Way’s company also has an 80,000-square-foot building under construction in Greenwich Business Park. That warehouse building is not spec. It is a build-to-suit for B/E Aerospace, he said.
GWEDC’s Bossemeyer said that even with the newer spec properties that have been built or are planned, the area could use additional new properties. The reason, he said, is that companies have differing needs. Some want new buildings with 24-foot ceilings with tens of thousands of square feet, access to a rail line, lots of parking and lots of surrounding acreage. Others might be OK with an older, used building but one that has been impeccably maintained.
“We really have a fairly limited inventory,” Bossemeyer said. “We do have buildings, just not the buildings the market is asking for.”
Marlin Penner, president and supervising broker of NAI John T. Arnold Associates, said the absence of new construction in industrial and warehouse buildings locally is a reflection of the lack of confidence most developers have had in the market in the past few years, born largely from the recession and the sluggish recovery.
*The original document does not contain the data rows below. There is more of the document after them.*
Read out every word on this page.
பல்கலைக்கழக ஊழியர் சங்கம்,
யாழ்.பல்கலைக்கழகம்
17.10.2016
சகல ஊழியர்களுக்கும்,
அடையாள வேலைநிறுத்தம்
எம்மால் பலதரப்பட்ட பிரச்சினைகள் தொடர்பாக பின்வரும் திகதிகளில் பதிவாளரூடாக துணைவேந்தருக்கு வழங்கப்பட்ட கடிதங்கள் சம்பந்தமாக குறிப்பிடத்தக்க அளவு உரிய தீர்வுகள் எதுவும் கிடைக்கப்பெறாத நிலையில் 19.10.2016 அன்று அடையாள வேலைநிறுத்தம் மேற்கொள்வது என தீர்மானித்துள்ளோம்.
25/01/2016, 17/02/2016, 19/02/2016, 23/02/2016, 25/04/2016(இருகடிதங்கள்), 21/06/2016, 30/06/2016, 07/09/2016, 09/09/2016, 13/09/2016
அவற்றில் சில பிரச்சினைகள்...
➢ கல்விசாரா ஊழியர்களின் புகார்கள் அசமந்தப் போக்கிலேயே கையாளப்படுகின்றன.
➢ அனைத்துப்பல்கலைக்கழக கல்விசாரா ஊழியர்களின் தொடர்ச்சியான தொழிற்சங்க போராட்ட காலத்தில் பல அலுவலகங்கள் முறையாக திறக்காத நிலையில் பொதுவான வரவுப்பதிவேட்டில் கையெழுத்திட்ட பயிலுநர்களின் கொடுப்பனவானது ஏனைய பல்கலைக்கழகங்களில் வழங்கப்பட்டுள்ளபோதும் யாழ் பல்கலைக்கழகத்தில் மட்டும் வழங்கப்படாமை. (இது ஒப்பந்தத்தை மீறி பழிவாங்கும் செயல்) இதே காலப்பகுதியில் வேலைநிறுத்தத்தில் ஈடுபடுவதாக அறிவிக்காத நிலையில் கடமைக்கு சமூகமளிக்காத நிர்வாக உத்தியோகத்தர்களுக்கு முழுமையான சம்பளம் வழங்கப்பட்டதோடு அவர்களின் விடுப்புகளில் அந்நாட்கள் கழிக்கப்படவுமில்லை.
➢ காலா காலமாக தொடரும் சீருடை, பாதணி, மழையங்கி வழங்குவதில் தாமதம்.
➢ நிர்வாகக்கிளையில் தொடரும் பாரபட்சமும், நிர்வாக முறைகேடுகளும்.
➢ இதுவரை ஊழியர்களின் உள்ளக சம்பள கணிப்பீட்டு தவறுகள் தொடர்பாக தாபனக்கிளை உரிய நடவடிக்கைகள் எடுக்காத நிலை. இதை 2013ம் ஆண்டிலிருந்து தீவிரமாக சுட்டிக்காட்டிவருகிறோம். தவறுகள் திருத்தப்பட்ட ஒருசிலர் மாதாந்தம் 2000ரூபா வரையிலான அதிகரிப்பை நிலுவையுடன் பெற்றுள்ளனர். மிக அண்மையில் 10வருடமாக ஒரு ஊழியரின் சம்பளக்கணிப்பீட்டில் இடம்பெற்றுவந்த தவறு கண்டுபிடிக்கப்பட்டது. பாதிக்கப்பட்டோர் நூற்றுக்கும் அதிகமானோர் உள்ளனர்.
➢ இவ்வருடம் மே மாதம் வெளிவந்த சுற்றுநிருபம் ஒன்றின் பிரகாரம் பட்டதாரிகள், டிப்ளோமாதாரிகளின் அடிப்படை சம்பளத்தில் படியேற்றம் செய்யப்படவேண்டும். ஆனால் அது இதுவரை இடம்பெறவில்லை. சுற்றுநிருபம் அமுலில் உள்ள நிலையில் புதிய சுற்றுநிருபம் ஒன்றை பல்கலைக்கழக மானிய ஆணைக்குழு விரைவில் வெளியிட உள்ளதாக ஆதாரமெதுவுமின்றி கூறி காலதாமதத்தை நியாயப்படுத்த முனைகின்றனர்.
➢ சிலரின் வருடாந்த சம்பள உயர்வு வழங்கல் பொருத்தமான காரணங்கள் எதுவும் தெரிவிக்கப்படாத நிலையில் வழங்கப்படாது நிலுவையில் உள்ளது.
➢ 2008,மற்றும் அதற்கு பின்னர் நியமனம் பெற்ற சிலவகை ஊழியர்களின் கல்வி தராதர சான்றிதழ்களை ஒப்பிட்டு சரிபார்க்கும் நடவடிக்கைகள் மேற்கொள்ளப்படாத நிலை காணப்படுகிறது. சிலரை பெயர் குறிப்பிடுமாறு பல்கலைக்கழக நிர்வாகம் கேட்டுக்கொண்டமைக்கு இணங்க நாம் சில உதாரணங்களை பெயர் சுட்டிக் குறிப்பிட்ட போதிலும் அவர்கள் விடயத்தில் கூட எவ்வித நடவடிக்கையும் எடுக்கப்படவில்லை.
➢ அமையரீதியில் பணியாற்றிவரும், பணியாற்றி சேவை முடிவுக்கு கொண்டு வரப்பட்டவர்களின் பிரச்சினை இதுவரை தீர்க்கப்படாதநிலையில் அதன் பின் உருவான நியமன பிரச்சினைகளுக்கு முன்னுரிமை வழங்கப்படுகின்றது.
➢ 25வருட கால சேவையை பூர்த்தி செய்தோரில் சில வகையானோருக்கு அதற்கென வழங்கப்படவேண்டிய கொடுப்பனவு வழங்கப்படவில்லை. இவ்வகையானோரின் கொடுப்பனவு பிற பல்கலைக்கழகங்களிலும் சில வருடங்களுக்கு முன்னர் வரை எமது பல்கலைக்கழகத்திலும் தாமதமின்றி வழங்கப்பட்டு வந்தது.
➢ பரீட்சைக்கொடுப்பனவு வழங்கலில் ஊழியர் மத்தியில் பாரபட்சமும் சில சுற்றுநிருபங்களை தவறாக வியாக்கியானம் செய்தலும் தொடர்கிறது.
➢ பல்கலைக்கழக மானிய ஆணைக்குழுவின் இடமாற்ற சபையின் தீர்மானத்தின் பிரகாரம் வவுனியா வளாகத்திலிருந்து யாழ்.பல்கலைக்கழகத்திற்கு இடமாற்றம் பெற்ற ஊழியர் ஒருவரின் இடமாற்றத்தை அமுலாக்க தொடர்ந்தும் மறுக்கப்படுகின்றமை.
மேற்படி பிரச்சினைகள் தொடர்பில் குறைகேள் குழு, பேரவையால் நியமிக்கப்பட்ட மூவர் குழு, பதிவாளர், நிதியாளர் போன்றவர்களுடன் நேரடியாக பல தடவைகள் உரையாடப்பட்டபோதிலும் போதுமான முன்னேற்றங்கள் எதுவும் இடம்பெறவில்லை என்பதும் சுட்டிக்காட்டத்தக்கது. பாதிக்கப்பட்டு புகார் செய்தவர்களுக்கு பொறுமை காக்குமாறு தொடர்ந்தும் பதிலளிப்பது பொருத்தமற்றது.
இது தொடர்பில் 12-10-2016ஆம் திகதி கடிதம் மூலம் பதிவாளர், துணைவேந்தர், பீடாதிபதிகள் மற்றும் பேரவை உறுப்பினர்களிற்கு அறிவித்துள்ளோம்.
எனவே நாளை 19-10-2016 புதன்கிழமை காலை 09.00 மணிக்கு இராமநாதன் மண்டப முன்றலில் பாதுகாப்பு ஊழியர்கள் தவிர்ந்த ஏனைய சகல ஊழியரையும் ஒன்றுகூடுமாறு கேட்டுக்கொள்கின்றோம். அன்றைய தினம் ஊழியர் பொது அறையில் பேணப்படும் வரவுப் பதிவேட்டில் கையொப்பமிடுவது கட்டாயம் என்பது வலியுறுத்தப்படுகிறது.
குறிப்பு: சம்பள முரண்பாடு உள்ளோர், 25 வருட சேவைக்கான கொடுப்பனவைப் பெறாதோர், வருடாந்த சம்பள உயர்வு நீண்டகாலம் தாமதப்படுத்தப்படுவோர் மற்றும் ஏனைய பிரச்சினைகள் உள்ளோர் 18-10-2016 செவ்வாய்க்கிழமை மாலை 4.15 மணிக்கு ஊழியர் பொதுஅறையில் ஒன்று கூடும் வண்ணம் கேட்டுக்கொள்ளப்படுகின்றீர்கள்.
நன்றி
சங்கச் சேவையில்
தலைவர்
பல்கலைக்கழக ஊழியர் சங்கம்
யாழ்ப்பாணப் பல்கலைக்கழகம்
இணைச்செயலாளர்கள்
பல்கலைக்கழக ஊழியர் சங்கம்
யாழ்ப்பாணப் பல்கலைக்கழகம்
“People around here will do spec if they believe they can lease it quickly,” Penner said.
“This market hasn’t had quite that level of confidence.”
But Penner and other real estate officials said there may be some interest returning to the spec industrial market.
Scott Salome, an industrial specialist with Grubb & Ellis Martens Commercial, said the activity in spec industrial building could increase next year, partly the result of the city incentives for new industrial property.
“I have talked to a couple of people that may look to take advantage of that as well,” Salome said.